Tax benefits of ULIPs

Many investment experts have corroborated that ULIP is a great tax-saving investment. The tax-saving feature of ULIPs attracts many modern investors towards it. It is a tax-saving instrument with EEE (exempt, exempt, exempt) tax status.

It offers you tax benefits on premiums paid, returns gained, and maturity proceeds. Besides, it assures additional tax benefits on premium top-ups, fund switches, etc.

1. Tax benefit on premium

The premium you pay for ULIP is eligible for tax benefit under Section 80C. You can claim a tax deduction of up to ₹1.5 Lakh in a financial year. However, you must know that you can claim this deduction only if your premium is less than 10% of the policy’s sum assured.

2. Tax benefit on policy maturity

Policy maturity implies the end of the policy tenure. At the end of the ULIP term, you get the sum assured or the full value of the ULIP investment, whichever is higher. This amount is fully tax-free under Section 10(10D) of the IT Act.

3. Tax benefit on partial withdrawals

ULIPs have a lock-in period of five years.

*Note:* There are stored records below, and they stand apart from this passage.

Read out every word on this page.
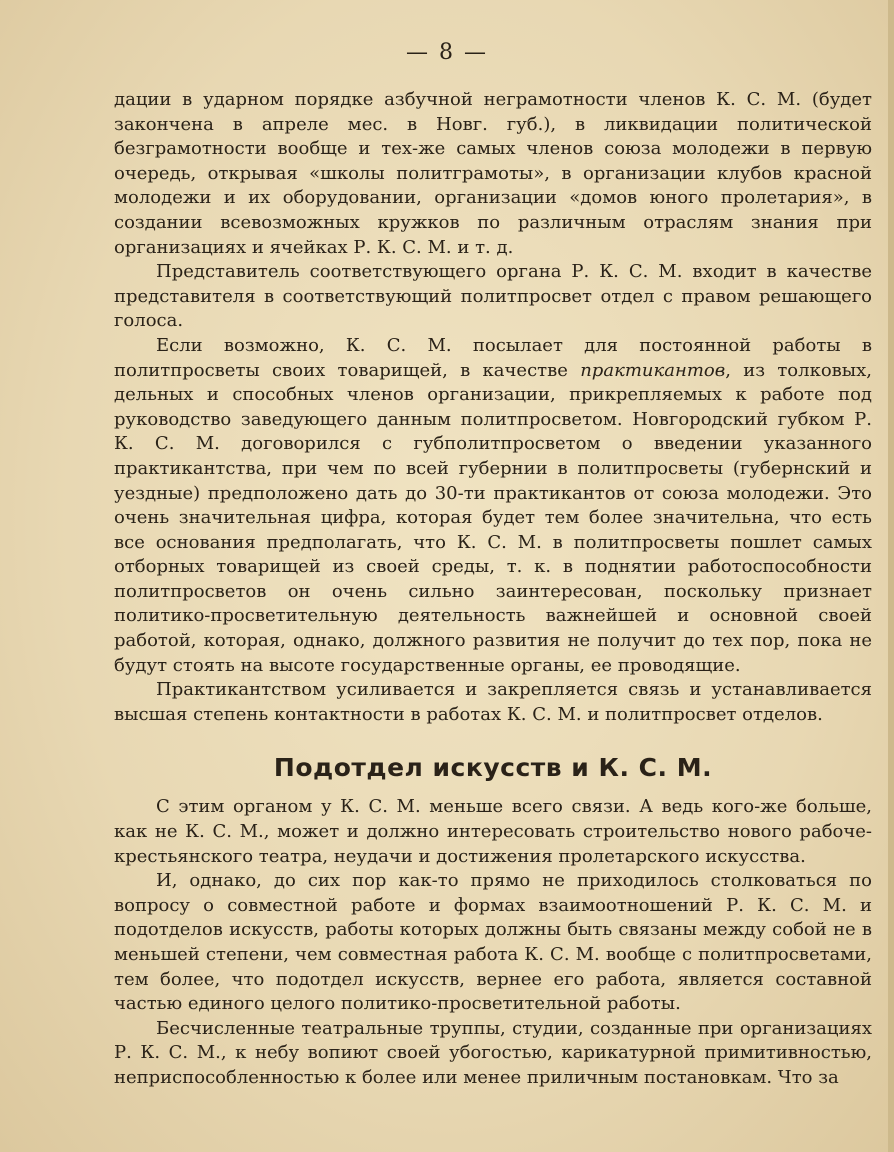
— 8 —

дации в ударном порядке азбучной неграмотности членов К. С. М. (будет закончена в апреле мес. в Новг. губ.), в ликвидации политической безграмотности вообще и тех-же самых членов союза молодежи в первую очередь, открывая «школы политграмоты», в организации клубов красной молодежи и их оборудовании, организации «домов юного пролетария», в создании всевозможных кружков по различным отраслям знания при организациях и ячейках Р. К. С. М. и т. д.

Представитель соответствующего органа Р. К. С. М. входит в качестве представителя в соответствующий политпросвет отдел с правом решающего голоса.

Если возможно, К. С. М. посылает для постоянной работы в политпросветы своих товарищей, в качестве практикантов, из толковых, дельных и способных членов организации, прикрепляемых к работе под руководство заведующего данным политпросветом. Новгородский губком Р. К. С. М. договорился с губполитпросветом о введении указанного практикантства, при чем по всей губернии в политпросветы (губернский и уездные) предположено дать до 30-ти практикантов от союза молодежи. Это очень значительная цифра, которая будет тем более значительна, что есть все основания предполагать, что К. С. М. в политпросветы пошлет самых отборных товарищей из своей среды, т. к. в поднятии работоспособности политпросветов он очень сильно заинтересован, поскольку признает политико-просветительную деятельность важнейшей и основной своей работой, которая, однако, должного развития не получит до тех пор, пока не будут стоять на высоте государственные органы, ее проводящие.

Практикантством усиливается и закрепляется связь и устанавливается высшая степень контактности в работах К. С. М. и политпросвет отделов.

Подотдел искусств и К. С. М.

С этим органом у К. С. М. меньше всего связи. А ведь кого-же больше, как не К. С. М., может и должно интересовать строительство нового рабоче-крестьянского театра, неудачи и достижения пролетарского искусства.

И, однако, до сих пор как-то прямо не приходилось столковаться по вопросу о совместной работе и формах взаимоотношений Р. К. С. М. и подотделов искусств, работы которых должны быть связаны между собой не в меньшей степени, чем совместная работа К. С. М. вообще с политпросветами, тем более, что подотдел искусств, вернее его работа, является составной частью единого целого политико-просветительной работы.

Бесчисленные театральные труппы, студии, созданные при организациях Р. К. С. М., к небу вопиют своей убогостью, карикатурной примитивностью, неприспособленностью к более или менее приличным постановкам. Что за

However, you can make a partial withdrawal after completing five years, and this amount is completely tax-exempt. However, you must note that the amount you withdraw cannot be more than 20% of the total sum assured value.

You can use the amount from the ULIP for an emergency or significant expenses like your child’s education, home purchase, marriage, etc.

4. Tax benefit on death benefit paid to the family members

In the event of your unfortunate demise during the policy period, the insurer will pay the death benefit, i.e., the sum assured of the policy and the accrued returns generated from your investment in different assets. The entire amount is tax-free in the hands of the nominee.

5. Tax benefit on top-ups

If you have purchased a ULIP policy, then you can make top-up investments after the five-year lock-in period, which are eligible for tax deduction under different sections of the IT Act. However, the premium for the top-ups must not be more than 10% of the sum assured to enjoy the tax benefit.

6. Tax benefits on ULIP returns

Typically, when you invest in a market-linked scheme, you are obliged to pay STCG (Short-term Capital Gains) or LTCG (Long-term Capital Gains) tax on the returns earned if the amount exceeds ₹1 Lakh. However, the returns you may earn from investments in ULIP are fully tax-free.

Final Word

Thus, ULIPs help you enjoy significant tax benefits in the long run while securing your family’s financial future and allowing you to build wealth.